Тут Кирилл Петрович тихо выматерился, и мысли его вяло, но неотвратимо потекли в привычном русле: почти все близкие ему люди уже на том свете. Или разъехались. Те, кто остался ТАМ в живых, изменились чудовищно. Постарели неузнаваемо, стали суетливыми. Все безуспешно пытаются вписаться в нынешний мутный поток всеобщей воинственно завистливой деловитости. Не по возрасту уже, ребятишки. Не по возрасту…
Не понимают, что их время провалилось в тартарары еще в начале девяностых. Не хотят понимать. Не могут. Ждут каких-то изменений, чего-то нового. Того, что вернет им смытое Старое. Не верят, что жизнь их фактически закончена и в вялом предсмертном тлении новыми у них могут быть только неизлечимые болезни, огорчения и воспоминания о прошлом, в котором теперь, издалека, они кажутся себе прекрасными и победительными…
Родных у Тепловых нет. Только двоюродные сестры у Зойки. А настоящие родные — мама, отец, старший брат Леша — на Сестрорецком кладбище под Питером, на Кунцевском под Москвой.
Сожжены, сожжены мосты. Никто никому не нужен.
Как там у Галича?..
…Вот мы и встали в крестах и в нашивках, нашивках, нашивках…
Вот мы и встали в крестах и в нашивках, в снежном дыму.
Встали и видим, что вышла ошибка, ошибка, ошибка…
Встали и видим, что вышла ошибка, и мы — ни к чему…
И все равно какой-то болезненный инстинкт заставляет Кирилла Петровича торчать в русских газетах, в разнузданно нечистоплотном российском Интернете. Жалкие остатки его жизни тонут в программах российского телевидения, адаптированного специально для иностранцев…
«Это мы-то с Зойкой «иностранцы»!» — всегда удивленно огорчается Кирилл Петрович.

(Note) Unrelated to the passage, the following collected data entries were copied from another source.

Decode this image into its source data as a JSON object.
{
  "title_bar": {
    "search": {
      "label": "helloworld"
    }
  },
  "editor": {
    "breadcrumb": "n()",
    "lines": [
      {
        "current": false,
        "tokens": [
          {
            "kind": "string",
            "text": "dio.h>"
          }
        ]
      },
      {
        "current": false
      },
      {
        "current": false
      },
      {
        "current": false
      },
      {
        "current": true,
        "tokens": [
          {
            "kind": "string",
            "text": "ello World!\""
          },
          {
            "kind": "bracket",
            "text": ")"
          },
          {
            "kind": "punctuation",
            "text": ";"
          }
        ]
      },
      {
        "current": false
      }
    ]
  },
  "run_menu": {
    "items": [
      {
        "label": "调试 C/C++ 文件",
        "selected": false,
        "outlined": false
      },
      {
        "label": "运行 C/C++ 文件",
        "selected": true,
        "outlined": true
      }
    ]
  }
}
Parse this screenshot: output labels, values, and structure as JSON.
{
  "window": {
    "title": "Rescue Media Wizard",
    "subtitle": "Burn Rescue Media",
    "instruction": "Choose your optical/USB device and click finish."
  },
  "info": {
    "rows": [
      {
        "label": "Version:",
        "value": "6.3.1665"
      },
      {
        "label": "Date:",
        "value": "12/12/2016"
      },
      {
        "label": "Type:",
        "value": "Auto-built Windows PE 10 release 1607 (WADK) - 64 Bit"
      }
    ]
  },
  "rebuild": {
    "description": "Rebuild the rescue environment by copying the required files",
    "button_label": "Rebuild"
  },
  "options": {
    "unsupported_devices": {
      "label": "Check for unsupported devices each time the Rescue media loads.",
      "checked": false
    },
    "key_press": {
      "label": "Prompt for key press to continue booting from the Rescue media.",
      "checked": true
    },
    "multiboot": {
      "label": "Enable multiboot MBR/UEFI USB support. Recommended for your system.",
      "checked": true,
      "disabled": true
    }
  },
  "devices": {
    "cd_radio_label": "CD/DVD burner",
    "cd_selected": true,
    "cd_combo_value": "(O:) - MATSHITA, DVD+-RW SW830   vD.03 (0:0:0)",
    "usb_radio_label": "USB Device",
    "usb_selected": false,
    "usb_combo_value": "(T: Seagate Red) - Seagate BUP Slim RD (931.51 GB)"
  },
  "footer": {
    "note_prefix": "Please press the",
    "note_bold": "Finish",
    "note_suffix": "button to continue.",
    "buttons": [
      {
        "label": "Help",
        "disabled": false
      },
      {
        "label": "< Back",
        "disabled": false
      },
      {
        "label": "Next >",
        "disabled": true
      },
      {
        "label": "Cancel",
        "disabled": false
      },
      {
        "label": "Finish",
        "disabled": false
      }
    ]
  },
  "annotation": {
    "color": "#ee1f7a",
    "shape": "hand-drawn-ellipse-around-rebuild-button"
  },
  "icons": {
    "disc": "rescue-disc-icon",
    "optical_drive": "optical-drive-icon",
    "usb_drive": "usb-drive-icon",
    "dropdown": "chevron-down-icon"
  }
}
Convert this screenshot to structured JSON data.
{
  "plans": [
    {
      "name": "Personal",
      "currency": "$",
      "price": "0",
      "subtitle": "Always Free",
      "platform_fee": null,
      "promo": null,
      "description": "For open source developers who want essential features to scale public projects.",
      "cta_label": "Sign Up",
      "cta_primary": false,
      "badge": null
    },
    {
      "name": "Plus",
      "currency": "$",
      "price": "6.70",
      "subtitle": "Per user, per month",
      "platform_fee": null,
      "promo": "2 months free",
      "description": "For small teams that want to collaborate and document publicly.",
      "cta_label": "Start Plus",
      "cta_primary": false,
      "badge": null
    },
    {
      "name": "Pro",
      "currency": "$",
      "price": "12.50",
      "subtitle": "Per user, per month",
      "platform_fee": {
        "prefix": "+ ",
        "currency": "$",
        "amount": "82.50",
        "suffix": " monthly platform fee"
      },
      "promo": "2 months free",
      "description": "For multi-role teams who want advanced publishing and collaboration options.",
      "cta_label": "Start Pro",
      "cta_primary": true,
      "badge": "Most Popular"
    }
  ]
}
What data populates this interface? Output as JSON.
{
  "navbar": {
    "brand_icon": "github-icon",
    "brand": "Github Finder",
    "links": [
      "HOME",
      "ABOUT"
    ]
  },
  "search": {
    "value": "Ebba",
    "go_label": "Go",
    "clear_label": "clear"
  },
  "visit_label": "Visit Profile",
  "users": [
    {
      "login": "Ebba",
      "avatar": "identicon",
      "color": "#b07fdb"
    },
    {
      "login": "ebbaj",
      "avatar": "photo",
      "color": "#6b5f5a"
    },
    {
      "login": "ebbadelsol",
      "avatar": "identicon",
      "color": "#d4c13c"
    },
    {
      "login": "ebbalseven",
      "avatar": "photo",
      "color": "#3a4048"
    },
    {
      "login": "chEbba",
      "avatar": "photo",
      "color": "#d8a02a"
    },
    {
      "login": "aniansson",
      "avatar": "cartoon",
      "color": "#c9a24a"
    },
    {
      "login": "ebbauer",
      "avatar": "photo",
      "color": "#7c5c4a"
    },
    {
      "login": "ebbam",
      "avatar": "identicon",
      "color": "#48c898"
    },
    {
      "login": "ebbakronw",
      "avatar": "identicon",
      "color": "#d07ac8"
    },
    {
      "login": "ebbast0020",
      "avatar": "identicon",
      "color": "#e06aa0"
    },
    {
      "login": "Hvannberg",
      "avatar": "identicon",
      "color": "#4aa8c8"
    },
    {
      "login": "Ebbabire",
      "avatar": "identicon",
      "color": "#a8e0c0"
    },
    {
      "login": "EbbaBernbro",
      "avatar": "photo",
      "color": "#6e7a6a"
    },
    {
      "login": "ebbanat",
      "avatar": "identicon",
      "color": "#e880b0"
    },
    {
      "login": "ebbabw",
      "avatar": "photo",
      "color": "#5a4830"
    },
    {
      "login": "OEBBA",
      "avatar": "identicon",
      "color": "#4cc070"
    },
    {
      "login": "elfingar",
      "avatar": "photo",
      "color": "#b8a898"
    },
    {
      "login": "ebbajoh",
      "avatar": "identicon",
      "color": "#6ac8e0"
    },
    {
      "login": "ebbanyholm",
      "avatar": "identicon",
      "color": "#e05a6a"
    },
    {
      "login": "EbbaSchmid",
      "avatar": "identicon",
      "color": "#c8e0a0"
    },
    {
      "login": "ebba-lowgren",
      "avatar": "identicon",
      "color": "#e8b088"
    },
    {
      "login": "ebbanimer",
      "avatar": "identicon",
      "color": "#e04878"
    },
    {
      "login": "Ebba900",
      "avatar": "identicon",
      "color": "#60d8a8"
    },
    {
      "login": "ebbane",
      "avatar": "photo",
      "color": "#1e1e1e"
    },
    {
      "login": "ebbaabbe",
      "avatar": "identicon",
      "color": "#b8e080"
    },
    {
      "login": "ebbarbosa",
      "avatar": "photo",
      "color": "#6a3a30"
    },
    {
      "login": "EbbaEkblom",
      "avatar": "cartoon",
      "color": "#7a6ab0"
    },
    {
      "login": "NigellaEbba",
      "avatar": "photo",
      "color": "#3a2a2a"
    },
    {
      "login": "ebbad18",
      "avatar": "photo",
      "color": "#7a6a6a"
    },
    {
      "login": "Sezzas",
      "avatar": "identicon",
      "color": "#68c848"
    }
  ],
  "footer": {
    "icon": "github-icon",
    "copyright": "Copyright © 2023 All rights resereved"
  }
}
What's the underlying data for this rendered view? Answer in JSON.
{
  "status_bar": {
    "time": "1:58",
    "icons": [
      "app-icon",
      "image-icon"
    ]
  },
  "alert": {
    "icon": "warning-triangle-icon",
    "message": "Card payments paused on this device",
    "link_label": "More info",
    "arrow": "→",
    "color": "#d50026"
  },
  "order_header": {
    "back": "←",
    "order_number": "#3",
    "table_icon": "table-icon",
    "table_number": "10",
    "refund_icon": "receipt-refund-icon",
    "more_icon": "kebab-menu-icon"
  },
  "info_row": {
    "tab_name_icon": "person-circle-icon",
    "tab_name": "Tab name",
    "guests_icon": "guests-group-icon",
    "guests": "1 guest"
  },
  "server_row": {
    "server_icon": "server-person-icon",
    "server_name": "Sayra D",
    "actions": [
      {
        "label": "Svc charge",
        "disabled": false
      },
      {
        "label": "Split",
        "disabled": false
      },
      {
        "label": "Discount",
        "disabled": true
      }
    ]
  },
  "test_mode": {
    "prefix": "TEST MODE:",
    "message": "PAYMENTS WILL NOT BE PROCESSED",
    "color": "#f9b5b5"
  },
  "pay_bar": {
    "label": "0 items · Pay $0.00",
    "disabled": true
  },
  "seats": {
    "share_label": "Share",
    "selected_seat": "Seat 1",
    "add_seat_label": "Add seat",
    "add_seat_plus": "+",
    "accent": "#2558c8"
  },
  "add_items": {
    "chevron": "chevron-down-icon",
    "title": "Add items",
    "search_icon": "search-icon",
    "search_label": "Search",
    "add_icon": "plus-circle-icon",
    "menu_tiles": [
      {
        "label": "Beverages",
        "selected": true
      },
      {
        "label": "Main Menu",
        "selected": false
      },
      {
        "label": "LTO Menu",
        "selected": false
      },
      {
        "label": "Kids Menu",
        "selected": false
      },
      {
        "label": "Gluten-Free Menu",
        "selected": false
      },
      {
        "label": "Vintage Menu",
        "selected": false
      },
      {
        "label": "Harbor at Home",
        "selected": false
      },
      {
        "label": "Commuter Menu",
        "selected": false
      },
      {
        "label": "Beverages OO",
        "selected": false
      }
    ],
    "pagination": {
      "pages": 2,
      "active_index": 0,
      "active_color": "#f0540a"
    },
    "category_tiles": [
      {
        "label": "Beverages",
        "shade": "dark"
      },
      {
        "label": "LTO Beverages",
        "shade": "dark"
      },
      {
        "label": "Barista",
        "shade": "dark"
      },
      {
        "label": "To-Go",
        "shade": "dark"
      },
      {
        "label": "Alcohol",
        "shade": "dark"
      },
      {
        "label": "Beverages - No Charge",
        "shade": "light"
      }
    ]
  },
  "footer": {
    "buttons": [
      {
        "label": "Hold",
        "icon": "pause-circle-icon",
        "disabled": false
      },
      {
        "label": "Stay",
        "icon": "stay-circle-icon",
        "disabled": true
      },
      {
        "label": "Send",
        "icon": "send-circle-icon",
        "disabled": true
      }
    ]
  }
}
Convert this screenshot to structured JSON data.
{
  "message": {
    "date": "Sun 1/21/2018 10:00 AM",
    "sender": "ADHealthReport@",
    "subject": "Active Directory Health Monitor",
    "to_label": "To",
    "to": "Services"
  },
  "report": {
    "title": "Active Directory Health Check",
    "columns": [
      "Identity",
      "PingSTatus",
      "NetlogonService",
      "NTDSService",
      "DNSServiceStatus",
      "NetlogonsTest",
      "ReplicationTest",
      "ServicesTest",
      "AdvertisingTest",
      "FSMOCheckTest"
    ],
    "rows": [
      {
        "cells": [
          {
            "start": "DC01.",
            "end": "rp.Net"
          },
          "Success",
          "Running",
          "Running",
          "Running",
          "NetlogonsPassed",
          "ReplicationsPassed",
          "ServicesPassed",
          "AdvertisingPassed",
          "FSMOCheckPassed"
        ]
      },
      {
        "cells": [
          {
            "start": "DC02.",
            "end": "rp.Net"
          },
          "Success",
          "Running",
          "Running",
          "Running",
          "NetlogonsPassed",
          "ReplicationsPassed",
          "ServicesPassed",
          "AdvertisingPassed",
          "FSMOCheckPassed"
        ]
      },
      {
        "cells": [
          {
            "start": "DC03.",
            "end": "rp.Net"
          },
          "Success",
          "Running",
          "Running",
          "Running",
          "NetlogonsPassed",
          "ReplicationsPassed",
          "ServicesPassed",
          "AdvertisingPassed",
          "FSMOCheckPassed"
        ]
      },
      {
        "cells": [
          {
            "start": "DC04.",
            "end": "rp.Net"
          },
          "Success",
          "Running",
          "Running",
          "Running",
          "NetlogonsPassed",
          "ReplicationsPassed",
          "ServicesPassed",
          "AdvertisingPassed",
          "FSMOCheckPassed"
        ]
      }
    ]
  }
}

Но каждый год Теплов упрямо подписывается на несколько российских газет и журналов. Здесь, в Германии, это неправомерно дорого. Всякий раз, когда наступает время подписки, Кирилл Петрович неуверенно говорит Зойке: «А вдруг для работы пригодится…»
Оба они понимают, что Кирилл Петрович, мягко говоря, не очень искренен, но споров по поводу этих весьма ощутимых затрат никогда не возникает.
А как легкомысленно и безобразно транжирятся минуты, часы, дни, отпущенные природой под уже осязаемый финал твоего бытия. На беспомощные телевизионные сериалы, на бездарную московскую «развлекаловку», на лукавые «Вести», завиральные «Новости» и лживое правительственнопомпезное «Время»…
И каждый раз Теплов с ужасом понимает, что он ОТТУДА и не уезжал!
Это при четком осознании, что ностальгии в них с Зойкой — ну ни на грош. Поразительный феномен!
Если бы в самом начале девяностых, в Ленинградском институте онкологии, где Зойку прооперировали уже во второй раз, нашлись бы медикаменты для обязательной послеоперационной химиотерапии и ему не пришлось бы, задравши хвост, мотаться чуть ли не по всей России в поисках этих лекарств, хрен бы они оказались в Германии.
Теплов знал: он должен спасти свою Зойку, а на все остальное ему было глубоко наплевать.
К тому времени у нее обнаружили еще и метастазы в печени. Хорошо, что это произошло уже в Мюнхене.
Если слово «хорошо» вообще применительно к этой ситуации.
Пять с половиной часов тяжелейшей операции в «Neuperlach Klinikum», и через полтора месяца, в ста километрах от Мюнхена, в реабилитационном онкологическом центре Бад Райхенхаля, слабенькая и похудевшая Зойка, в дикую июльскую жару, уже героически ползала по альпийским предгорьям на райском участке бывшей германско-австрийской границы.